Qualche volta scrivo ai giornali, se stimolato da un argomento, e la tentazione di una letterina imperniata su quel calzante aggettivo era forte, contrastata però dalla mancanza del verbo corrispondente, non ancora surrogabile con certezza da un appropriato neologismo (attualmente propenderei per “colaiacovare” più che sul “merlare”). Tuttavia il trovarmi d’accordo al 100% col cronista sull’impiego di quell’aggettivo nel posto giusto mi consente di rompere gli indugi, se non altro per rassicurarlo che l’errore di attribuzione dell’aggettivo alla persona sbagliata (se ne sono accorti tutti che, finora, Tavolazzi è fin troppo accomodante) è stato compreso per quello che è: una banale svista per la fretta che sempre assilla i cronisti. D’altra parte gli aggettivi sono riconosciute mine vaganti per i giornalisti.

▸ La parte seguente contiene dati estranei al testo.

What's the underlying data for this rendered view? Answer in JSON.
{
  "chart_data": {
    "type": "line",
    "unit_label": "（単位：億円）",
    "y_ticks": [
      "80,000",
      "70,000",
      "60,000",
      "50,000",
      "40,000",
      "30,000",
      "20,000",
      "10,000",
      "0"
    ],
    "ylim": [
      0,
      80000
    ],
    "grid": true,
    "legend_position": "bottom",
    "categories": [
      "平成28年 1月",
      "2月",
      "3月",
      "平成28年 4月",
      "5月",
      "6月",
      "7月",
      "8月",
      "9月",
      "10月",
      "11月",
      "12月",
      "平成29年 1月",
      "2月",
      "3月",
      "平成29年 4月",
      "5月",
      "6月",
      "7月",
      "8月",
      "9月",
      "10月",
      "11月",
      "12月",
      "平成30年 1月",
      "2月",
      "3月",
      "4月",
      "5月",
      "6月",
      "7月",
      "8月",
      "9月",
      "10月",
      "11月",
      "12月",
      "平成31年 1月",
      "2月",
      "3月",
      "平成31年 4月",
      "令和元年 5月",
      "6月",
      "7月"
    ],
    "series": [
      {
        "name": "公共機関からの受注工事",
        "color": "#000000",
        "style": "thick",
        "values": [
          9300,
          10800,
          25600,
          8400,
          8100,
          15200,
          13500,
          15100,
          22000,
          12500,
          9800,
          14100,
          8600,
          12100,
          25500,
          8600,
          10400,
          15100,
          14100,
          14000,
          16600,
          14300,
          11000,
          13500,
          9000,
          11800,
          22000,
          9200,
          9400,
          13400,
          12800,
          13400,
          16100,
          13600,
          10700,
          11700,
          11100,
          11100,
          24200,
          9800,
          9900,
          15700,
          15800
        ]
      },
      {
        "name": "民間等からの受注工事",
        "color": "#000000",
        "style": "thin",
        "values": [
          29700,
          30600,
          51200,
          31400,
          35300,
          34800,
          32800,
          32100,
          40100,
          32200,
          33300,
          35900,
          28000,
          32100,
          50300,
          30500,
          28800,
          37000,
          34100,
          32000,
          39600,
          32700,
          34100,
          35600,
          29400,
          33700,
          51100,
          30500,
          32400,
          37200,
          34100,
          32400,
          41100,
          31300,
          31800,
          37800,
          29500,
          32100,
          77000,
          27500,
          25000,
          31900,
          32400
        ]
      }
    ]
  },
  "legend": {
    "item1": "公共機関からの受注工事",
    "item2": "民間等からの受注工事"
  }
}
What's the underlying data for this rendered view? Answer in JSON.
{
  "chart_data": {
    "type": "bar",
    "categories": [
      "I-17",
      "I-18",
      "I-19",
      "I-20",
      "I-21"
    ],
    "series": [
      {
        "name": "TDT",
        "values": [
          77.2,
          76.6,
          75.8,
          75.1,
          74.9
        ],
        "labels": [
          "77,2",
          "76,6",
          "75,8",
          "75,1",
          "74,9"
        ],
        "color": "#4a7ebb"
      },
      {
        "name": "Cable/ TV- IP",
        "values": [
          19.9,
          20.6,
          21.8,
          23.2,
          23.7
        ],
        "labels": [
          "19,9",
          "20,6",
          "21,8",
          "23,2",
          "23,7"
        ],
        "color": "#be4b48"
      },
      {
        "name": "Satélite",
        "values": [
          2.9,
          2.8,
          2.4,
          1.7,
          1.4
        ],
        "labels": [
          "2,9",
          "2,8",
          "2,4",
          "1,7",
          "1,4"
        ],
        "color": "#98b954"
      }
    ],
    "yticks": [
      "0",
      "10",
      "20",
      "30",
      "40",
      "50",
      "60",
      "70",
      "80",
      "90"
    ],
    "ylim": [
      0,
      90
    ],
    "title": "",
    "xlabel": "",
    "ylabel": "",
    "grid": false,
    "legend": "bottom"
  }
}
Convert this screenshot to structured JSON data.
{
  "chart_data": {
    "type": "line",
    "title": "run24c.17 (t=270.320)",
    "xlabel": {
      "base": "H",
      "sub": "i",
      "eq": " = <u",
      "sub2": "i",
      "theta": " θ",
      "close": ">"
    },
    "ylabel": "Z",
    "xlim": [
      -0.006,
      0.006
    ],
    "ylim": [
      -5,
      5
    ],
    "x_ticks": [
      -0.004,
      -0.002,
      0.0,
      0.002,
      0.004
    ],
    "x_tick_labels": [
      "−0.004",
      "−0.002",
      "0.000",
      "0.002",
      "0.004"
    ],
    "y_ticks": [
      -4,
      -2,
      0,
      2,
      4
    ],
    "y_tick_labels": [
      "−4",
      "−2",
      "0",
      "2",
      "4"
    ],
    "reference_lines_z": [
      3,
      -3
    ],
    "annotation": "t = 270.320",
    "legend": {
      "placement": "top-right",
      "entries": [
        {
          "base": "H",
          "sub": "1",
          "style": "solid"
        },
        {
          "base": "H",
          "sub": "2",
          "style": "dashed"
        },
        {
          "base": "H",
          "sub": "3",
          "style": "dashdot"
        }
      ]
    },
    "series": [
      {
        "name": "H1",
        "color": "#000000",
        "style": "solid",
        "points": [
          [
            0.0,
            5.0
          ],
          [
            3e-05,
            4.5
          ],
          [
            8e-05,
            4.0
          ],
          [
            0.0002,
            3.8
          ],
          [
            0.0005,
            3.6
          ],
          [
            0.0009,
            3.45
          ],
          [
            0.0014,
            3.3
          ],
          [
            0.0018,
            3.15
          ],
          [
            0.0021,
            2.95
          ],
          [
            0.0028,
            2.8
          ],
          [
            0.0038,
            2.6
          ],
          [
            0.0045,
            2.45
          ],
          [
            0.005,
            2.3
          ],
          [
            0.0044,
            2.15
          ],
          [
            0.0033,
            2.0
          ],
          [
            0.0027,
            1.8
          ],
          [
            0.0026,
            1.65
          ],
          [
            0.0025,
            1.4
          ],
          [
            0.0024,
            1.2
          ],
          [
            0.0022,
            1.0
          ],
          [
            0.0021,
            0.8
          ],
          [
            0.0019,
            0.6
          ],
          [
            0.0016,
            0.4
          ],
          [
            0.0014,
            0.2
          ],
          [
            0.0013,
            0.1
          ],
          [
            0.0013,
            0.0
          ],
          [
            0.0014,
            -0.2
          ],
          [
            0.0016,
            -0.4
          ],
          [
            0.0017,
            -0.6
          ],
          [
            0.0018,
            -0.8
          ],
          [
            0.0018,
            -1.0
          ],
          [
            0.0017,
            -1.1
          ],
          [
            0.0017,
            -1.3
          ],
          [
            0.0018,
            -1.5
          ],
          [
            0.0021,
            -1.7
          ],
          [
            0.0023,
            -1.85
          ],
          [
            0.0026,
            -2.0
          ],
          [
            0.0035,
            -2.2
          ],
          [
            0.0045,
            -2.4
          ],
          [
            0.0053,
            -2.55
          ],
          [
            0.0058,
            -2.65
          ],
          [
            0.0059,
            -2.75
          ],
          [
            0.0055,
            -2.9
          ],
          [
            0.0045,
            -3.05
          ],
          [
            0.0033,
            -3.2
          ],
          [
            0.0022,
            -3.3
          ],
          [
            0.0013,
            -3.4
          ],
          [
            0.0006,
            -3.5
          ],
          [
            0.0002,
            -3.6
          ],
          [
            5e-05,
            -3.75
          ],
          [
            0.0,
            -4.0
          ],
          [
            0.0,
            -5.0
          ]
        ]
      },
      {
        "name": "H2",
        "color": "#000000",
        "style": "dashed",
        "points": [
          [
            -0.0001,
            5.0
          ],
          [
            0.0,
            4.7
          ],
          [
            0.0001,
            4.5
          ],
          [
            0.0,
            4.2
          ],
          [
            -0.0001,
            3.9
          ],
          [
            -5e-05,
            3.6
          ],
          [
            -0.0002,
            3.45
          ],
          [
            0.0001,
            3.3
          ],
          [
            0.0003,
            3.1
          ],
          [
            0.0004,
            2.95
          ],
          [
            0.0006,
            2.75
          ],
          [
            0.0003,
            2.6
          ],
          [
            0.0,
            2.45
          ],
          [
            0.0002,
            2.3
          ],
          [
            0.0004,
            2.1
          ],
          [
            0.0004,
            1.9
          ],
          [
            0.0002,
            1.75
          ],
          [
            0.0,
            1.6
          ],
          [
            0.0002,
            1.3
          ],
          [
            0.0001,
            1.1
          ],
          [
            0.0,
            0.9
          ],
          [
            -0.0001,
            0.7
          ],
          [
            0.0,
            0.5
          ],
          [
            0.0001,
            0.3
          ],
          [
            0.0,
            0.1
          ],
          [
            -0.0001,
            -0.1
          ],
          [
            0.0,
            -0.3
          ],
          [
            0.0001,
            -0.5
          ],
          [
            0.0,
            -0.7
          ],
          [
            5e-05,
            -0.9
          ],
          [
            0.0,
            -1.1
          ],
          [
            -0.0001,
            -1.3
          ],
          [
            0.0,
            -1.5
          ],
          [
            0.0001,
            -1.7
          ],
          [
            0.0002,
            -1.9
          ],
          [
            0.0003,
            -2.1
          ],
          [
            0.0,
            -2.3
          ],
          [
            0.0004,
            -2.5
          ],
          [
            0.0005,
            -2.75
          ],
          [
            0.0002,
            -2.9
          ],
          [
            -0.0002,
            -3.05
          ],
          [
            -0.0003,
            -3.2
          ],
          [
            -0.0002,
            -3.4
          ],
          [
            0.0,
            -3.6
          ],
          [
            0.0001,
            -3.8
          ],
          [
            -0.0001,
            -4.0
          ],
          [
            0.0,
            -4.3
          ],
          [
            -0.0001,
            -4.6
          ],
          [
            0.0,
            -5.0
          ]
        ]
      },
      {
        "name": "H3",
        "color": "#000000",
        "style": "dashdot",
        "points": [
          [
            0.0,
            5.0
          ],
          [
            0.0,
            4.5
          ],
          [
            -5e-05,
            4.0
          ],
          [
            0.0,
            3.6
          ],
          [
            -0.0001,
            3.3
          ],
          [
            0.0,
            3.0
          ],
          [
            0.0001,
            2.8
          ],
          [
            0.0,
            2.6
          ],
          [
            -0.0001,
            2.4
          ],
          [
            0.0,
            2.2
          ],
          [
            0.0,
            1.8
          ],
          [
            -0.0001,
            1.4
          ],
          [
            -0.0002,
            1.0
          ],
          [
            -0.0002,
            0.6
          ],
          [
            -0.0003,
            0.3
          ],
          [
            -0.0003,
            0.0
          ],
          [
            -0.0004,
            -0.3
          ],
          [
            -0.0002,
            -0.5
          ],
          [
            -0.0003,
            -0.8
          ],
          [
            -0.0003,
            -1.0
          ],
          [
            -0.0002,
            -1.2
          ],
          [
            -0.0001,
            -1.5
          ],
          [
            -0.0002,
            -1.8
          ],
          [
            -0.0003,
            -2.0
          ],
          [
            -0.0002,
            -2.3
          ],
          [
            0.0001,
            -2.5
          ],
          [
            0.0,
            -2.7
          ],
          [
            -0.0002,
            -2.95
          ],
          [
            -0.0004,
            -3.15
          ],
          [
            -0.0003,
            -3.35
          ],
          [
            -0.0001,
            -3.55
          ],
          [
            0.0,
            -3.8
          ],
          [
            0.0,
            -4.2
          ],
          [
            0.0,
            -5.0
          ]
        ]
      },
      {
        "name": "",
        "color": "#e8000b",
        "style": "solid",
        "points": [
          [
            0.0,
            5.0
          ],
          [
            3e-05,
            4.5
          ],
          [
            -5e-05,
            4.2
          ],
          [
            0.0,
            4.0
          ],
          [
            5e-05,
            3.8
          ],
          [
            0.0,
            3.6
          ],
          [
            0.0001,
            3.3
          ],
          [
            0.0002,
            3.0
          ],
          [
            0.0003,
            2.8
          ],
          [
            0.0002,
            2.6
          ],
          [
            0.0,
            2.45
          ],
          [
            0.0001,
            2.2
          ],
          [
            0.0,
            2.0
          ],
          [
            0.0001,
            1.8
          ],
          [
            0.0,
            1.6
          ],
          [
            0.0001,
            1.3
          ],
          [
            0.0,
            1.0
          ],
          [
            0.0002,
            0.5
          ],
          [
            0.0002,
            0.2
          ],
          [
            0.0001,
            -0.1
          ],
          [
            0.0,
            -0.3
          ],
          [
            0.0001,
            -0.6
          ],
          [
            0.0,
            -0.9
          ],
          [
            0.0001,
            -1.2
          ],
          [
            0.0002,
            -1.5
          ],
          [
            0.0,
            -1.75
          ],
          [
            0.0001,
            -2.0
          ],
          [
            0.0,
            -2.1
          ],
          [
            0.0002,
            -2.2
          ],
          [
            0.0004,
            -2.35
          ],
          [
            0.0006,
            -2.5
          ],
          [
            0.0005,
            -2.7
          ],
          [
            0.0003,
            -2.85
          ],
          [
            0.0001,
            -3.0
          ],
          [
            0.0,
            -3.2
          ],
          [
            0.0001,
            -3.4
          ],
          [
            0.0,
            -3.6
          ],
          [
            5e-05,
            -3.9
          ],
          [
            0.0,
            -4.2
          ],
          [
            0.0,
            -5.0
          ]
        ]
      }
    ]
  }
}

Una leggenda riporta che il mitico Luigi Albertini dei tempi eroici del Corriere della Sera chiamava a rapporto i giornalisti neoassunti, sempre giovani laureati a pieni voti in lettere classiche, puntualizzando che in ogni periodo non dovevano mancare: un soggetto, un verbo e un complemento oggetto. Aggiungeva che per l’eventuale inserzione di un aggettivo bisognava chiedergli il permesso. Albertini non colaiacolava, sapeva bene quello che diceva e faceva, sotto la sua lunga direzione il Corriere passò da 75.000 a 600.000 copie, diventando il primo giornale d’Italia.
E’ un fatto che le vendite dei quotidiani sono sensibilmente in calo. Non è una bella notizia. Bisognerebbe, forse, che le notizie tornassero ad essere il centro d’interesse dei direttori di giornali, più delle loro simpatie personali per le simpatie degli sponsors.